Luckily, Dr. Barger came with a recruitment strategy: accessing the Illinois veterinary alumni network.
“I know the past 20 years of graduates,” she said at that time. “I plan to contact them about our open faculty positions.”
(Check out our “Careers” webpage to see current openings.)
The strategy has been very successful. Over the past year, a dozen veterinarians with an Illinois connection—either our DVM graduate or a former trainee in our hospital—have joined the department as faculty members.
Dr. Sarah Gray and Dr. Todd Marlo shared with me some of the reasons our alumni return.
‘Exceptional People … Wonderful Students’
Dr. Gray, who is a board-certified equine surgeon, completed her residency at Illinois in 2020. She earned her veterinary degree from Iowa State University and did internships in Texas and at Tufts University.
“The people of Illinois were really my deciding factor when taking a position here at the college,” she says. “Not only the exceptional people I get to now call colleagues, but the wonderful students that frequently become practitioners in the area.
“I think there are a lot of passionate, dedicated, and hard-working people at the College of Veterinary Medicine, and I am excited to be a part of that again.”

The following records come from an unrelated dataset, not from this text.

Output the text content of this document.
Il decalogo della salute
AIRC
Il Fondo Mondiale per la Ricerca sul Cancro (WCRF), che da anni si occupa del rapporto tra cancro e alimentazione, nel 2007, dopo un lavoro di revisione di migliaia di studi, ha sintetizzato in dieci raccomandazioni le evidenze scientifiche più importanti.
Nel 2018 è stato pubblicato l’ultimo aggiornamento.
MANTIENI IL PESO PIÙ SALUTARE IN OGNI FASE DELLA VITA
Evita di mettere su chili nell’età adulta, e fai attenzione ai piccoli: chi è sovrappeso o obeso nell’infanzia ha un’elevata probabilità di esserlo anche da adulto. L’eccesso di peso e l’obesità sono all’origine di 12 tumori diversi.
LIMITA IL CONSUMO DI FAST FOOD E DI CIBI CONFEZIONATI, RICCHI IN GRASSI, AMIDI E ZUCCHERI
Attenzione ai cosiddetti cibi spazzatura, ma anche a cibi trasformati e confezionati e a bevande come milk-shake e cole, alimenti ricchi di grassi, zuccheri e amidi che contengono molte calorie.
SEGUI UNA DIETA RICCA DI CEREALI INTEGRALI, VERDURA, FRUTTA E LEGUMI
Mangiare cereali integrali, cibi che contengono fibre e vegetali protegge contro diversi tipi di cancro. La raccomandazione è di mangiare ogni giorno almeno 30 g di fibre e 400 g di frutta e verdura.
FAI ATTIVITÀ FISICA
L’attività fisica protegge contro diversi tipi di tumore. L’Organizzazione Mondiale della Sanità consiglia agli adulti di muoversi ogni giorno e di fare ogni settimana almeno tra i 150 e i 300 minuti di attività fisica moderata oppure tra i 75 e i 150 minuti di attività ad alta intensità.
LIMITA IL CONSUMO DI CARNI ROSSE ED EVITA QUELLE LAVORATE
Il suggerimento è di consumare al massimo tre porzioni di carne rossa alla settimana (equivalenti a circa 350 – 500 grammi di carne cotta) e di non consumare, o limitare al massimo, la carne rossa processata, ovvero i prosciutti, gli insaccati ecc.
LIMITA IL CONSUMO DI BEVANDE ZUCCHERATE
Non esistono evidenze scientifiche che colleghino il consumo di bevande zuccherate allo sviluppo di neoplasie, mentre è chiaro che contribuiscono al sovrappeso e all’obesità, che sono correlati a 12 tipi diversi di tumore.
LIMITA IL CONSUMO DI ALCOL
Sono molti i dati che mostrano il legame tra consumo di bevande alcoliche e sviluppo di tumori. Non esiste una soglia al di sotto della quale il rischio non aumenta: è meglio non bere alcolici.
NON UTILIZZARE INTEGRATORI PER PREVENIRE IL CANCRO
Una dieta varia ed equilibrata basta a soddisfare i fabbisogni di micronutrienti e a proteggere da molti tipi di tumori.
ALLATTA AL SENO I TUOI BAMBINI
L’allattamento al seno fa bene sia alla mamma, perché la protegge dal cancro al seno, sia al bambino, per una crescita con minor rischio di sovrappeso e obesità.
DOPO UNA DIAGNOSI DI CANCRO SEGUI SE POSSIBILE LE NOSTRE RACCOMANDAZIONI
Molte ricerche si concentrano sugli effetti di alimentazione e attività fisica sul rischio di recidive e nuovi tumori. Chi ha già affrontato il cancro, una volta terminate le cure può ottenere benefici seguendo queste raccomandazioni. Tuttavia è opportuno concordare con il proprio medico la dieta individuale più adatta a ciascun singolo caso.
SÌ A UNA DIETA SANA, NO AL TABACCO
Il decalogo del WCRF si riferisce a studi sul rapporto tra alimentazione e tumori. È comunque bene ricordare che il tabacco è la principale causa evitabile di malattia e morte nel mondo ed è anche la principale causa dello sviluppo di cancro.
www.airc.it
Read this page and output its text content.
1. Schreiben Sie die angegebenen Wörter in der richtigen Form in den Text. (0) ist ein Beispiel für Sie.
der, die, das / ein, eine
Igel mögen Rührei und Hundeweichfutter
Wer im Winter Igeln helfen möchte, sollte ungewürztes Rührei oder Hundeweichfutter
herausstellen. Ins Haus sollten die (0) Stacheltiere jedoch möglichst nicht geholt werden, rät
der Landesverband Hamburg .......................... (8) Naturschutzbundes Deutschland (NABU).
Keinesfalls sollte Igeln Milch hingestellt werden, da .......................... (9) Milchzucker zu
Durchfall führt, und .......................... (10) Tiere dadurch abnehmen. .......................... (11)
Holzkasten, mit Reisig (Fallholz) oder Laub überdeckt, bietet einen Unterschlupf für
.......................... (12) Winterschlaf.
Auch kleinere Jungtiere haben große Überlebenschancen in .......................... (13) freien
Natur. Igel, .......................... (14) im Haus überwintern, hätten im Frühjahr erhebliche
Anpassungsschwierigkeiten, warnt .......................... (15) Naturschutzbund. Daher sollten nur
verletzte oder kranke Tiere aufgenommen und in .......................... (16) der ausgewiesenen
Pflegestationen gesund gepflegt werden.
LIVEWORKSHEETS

Before rejoining Illinois, Dr. Gray worked at both Virginia Tech in Blacksburg and Purdue University. She was excited to find that in the intervening years we’d added a lameness arena and launched a renovation and expansion of the equine surgery suites.
“These areas will give us a bigger and better space to be able to provide care to the horses of Illinois,” she says. “Hopefully with a remodeled facility and increased caseload, we can spark more student interest in equine practice.”
Seeing the Lightbulb Go On
While Dr. Gray has been involved in teaching students for years, given her many experiences in academic settings, Dr. Marlo, a 2013 DVM graduate, had spent his time in private practice. After serving as a locum in the hospital’s ophthalmology service over the past two years, though, the interactions with students became a powerful motivator.
“I witnessed students starting to connect things that they had seen in lecture with clinical patients and be excited by it,” he says.
That excitement led him to consider the switch to academia. Now his private practice experience informs his teaching.
“I use that experience to teach students about common mistakes/cases that I have seen,” says Dr. Marlo. “My goal is to give students the skill set to treat difficult ophthalmological cases, but also let them know that veterinary ophthalmologists exist for a reason, and it is okay to refer patients.”
We are delighted to have our alumni return in many capacities.